Die Kommunistische Partei (KPCH) entzieht den Medien immer mehr die finanzielle Unterstützung. Deswegen können es sich die Zeitungen nicht mehr leisten, dröge und unverdaulich daherzukommen. Ein Kiosk in Peking sieht auf den ersten Blick aus wie in westlichen Ländern: farbenfroh und pluralistisch. Es sind viele ausländische Unternehmen und Verlage in das Mediengeschäft eingestiegen. Doch der Wandel ist trügerisch und oberflächlich, weil der Zensurapparat im Kern der Gleiche geblieben ist - und alle Zeitungen noch immer der direkten Kontrolle von Partei und Staat unterstehen.

Frage: Waren Sie als ausländischer Journalist Repressionen ausgesetzt?

China ist ein Paradies für Auslandskorrespondenten. Anders als in der ehemaligen Sowjetunion oder in der DDR haben sie in China große Bewegungsfreiheit, anders als in Teilen Südamerikas lebt man hier als Ausländer sehr sicher. Die Geschichten liegen geradezu auf der Straße. Außerdem sind Chinesen offen und lieben es zu erzählen. Ich fand es oft in China einfacher, Leute zu interviewen als in Deutschland. Auf der anderen Seite ist da der Apparat, der einen beobachtet und noch immer nach dem Prinzip der Willkür funktioniert. Wenn man in Ungnade fällt, gibt es zwei Sanktionsstufen: Unterwegs wird man manchmal festgesetzt und verhört. Im nächsten Schritt wird man in Peking ins Außenministerium zu einer "Kritiksitzung" zitiert. Anschließend droht der Rauswurf, was allerdings schon lange nicht mehr praktiziert wird. Mir ist das zwei Mal in acht Jahren passiert.

Frage: Konnten Sie über alles schreiben?

Ja. Selbstzensur kommt nicht in Frage, auch für die meisten meiner Kollegen nicht. Journalisten haben längst nicht den Einfluss, der ihnen nachgesagt wird. Das hat auch die chinesische Regierung gemerkt und lässt uns gewähren. Natürlich werden Telefone abgehört, Emails und Faxe abgefangen, Journalisten beschattet. Das dient oft weniger der Informationsbeschaffung als mehr der Einschüchterung. Ganz anders ist die Situation natürlich für chinesische Kollegen, aber auch für Informanten, die sich mit uns einlassen. Für die kann zu viel Mut gefährlich werden. In meinem letzten Jahr in China wurden auch zwei meiner besten Freunde von der Staatssicherheit aufgesucht und wegen ihres Kontaktes zu mir befragt.

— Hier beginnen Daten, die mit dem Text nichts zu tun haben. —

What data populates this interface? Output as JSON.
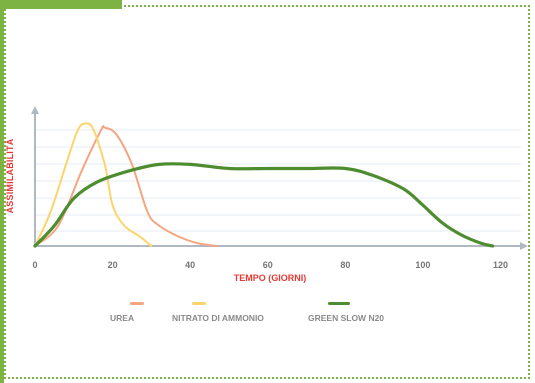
{
  "chart_data": {
    "type": "line",
    "xlabel": "TEMPO (GIORNI)",
    "ylabel": "ASSIMILABILITÀ",
    "x_ticks": [
      0,
      20,
      40,
      60,
      80,
      100,
      120
    ],
    "xlim": [
      0,
      124
    ],
    "ylim": [
      0,
      100
    ],
    "grid": true,
    "legend_position": "bottom",
    "series": [
      {
        "name": "UREA",
        "color": "#f4a582",
        "points": [
          [
            0,
            0
          ],
          [
            6,
            15
          ],
          [
            12,
            55
          ],
          [
            17,
            85
          ],
          [
            18,
            87
          ],
          [
            21,
            82
          ],
          [
            25,
            60
          ],
          [
            29,
            25
          ],
          [
            32,
            15
          ],
          [
            37,
            7
          ],
          [
            42,
            2
          ],
          [
            47,
            0
          ]
        ]
      },
      {
        "name": "NITRATO DI AMMONIO",
        "color": "#fbd56b",
        "points": [
          [
            0,
            0
          ],
          [
            4,
            25
          ],
          [
            8,
            60
          ],
          [
            11,
            85
          ],
          [
            13,
            90
          ],
          [
            15,
            86
          ],
          [
            18,
            60
          ],
          [
            20,
            30
          ],
          [
            23,
            15
          ],
          [
            27,
            7
          ],
          [
            30,
            0
          ]
        ]
      },
      {
        "name": "GREEN SLOW N20",
        "color": "#4e8d2f",
        "points": [
          [
            0,
            0
          ],
          [
            5,
            15
          ],
          [
            10,
            35
          ],
          [
            16,
            47
          ],
          [
            24,
            55
          ],
          [
            32,
            60
          ],
          [
            40,
            60
          ],
          [
            50,
            57
          ],
          [
            60,
            57
          ],
          [
            70,
            57
          ],
          [
            80,
            57
          ],
          [
            87,
            52
          ],
          [
            95,
            42
          ],
          [
            100,
            30
          ],
          [
            105,
            17
          ],
          [
            110,
            8
          ],
          [
            115,
            2
          ],
          [
            118,
            0
          ]
        ]
      }
    ]
  },
  "legend": {
    "items": [
      {
        "label": "UREA",
        "color": "#f4a582"
      },
      {
        "label": "NITRATO DI AMMONIO",
        "color": "#fbd56b"
      },
      {
        "label": "GREEN SLOW N20",
        "color": "#4e8d2f"
      }
    ]
  }
}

Frage: Hat das Internet das Potenzial, die Zivilgesellschaft zu stärken?

Die Leute, die prophezeit haben, dass das Internet China die Freiheit bringen würde, sind bislang enttäuscht worden. In den letzten Jahren gab es Beispiele, die für das Potenzial elektronischer Medien sprechen. Die erste Demonstration von Falun-Gong-Anhängern im September 1999 ist so eins: Die Leute hatten sich über das Internet verabredet und tauchten ganz plötzlich aus dem Nichts auf. Es gibt Bemühungen, das Informationsmonopol der Partei zu durchbrechen - auch in China entwickelt sich eine Bloggerkultur. Aber immer wenn der Eindruck entsteht, etwas sei organisiert und entziehe sich der Kontrolle der Kommunistischen Partei, wird es sofort verfolgt und zerstört. Das gilt für das Internet wie für alle anderen Bereiche.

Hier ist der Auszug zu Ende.